İşin komik yanı, bu yakınmada bulunan kişiyle, kendisi de bir kaset oyunuyla partisi karıştırılıp, dizayn edildikten sonra genel başkan olan kişinin, 17-25 Aralık’tan bu yana artan biçimde paralel istihbarat hattına bağlı yaşayan kişinin, kendisine sızdırılan yasadışı kasetleri meclis kürsüsünden dinleterek Ak Parti’yi dizayn edebileceğini zanneden kişinin aynı olması. Gerçi belki de Kılıçdaroğlu tam da bu sebeple MİT’ten müştekidir, kim bilir…
Bu arada Kılıçdaroğlu’nun iddiası da ‘zaman ayarlı’. Bu hafta içerisinde, değişen MİT Kanunu çerçevesinde meclis denetimine giren MİT’in, meclisteki dört partinin üyelerinden oluşan komisyonla yapacağı ilk toplantı gerçekleşmesi bekleniyor.

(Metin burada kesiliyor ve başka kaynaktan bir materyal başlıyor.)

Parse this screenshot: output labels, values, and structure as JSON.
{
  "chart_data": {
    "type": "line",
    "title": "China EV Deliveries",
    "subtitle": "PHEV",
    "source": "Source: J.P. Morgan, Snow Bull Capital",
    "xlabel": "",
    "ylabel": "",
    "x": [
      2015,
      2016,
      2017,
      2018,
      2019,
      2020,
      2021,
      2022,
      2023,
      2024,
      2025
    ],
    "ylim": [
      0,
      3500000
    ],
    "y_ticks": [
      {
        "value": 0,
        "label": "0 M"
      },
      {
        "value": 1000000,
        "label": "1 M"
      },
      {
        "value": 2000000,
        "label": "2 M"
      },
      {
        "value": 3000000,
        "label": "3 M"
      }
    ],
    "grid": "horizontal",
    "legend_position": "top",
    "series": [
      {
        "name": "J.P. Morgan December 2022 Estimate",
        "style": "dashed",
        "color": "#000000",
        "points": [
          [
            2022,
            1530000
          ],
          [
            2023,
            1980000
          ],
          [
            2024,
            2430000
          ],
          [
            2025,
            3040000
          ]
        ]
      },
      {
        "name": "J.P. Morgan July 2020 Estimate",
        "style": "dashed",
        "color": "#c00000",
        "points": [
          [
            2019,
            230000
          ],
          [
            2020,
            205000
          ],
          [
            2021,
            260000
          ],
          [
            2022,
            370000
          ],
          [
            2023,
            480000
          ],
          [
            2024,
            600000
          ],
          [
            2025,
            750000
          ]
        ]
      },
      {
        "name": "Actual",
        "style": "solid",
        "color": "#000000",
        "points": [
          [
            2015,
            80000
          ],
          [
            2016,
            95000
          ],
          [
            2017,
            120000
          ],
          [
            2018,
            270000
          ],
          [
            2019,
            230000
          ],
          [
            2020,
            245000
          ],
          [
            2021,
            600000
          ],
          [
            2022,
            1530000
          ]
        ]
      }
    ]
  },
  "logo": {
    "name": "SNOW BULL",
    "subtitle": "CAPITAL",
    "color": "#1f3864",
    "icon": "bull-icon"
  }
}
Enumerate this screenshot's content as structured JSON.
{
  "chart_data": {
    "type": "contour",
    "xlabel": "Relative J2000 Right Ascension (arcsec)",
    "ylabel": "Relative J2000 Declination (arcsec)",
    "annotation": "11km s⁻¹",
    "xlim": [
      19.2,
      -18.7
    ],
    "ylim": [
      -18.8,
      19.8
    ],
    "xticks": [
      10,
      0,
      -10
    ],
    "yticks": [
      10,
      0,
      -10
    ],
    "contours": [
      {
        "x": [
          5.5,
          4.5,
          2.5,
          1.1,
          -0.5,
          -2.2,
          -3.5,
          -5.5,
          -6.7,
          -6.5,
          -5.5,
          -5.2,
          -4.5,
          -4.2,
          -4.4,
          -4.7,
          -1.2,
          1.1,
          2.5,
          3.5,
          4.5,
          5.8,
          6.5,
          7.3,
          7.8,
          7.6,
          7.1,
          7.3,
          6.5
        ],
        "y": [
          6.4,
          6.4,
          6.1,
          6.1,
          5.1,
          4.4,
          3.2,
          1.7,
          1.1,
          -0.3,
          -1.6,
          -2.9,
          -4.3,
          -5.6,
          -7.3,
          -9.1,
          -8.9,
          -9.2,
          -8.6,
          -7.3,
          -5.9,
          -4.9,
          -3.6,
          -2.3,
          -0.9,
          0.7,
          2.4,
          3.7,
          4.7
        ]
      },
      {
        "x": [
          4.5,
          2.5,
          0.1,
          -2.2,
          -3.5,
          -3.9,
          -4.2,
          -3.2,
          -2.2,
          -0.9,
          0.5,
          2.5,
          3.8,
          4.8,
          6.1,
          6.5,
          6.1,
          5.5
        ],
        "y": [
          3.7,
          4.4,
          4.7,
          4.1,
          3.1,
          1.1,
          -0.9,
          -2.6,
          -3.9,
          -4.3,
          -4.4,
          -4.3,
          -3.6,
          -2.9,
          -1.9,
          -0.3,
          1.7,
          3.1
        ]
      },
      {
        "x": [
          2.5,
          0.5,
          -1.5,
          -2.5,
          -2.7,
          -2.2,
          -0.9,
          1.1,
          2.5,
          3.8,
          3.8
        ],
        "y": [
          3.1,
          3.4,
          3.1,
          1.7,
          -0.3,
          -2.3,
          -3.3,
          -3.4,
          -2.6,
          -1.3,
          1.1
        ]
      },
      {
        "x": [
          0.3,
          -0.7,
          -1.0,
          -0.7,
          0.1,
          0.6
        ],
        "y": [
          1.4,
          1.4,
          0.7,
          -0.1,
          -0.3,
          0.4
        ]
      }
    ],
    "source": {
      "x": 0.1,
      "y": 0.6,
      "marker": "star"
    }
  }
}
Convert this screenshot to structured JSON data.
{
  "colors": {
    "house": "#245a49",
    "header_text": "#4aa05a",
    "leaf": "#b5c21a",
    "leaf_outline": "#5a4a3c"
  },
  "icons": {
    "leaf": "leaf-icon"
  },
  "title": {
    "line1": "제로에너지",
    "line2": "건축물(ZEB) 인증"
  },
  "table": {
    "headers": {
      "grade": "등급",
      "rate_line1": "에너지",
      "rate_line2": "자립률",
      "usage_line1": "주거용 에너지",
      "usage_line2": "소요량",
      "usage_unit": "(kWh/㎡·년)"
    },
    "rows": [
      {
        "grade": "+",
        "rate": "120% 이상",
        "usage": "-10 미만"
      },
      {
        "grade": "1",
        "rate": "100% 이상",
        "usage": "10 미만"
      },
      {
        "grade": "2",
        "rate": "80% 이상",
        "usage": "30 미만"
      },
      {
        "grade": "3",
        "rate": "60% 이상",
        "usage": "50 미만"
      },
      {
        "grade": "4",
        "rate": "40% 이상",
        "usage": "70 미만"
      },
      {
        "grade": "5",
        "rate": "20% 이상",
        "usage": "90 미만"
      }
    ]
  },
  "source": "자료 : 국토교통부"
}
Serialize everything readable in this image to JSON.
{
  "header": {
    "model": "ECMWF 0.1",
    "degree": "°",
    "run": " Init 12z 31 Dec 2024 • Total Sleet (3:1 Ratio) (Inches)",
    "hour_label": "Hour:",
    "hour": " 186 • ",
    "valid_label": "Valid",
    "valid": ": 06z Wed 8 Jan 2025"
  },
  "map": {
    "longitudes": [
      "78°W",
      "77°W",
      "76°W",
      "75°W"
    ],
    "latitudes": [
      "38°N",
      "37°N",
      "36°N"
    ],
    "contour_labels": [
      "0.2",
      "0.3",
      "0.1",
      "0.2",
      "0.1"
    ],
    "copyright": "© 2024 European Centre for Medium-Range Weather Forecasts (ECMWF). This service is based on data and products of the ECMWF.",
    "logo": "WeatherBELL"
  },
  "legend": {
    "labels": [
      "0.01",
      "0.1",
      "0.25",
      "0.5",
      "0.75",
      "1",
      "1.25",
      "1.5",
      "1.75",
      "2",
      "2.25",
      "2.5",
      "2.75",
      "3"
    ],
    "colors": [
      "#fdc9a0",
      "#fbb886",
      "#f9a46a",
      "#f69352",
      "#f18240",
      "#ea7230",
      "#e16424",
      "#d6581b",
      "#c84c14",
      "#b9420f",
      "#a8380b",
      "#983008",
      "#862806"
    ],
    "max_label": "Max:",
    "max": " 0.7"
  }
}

Böylelikle hem meclis denetimine giren MİT’in hem de istihbari faaliyetleri direkt olarak sorgulama yetkisine sahip olan TBMM’nin prestijinin artması ve iki kurum arası işbirliğinin ülke menfaatleri çerçevesinde pekiştirilmesi söz konusu olacak. Bu bağlamda değerlendirildiğinde, Kılıçdaroğlu’nun sözlerine paralel frekansın karıştığını düşünmemek zor.
MİT’in, ‘Ak Parti’nin derin devleti’ olduğuna dair emareler nedir, bununla MİT’in olması gerektiği gibi hükümet denetimine girmesi mi kast ediliyor, bilmiyorum. Ancak bundan evvel Kılıçdaroğlu’nun ‘paralel devletin partisi’ne dönen kendi partisine bakmasında fayda var.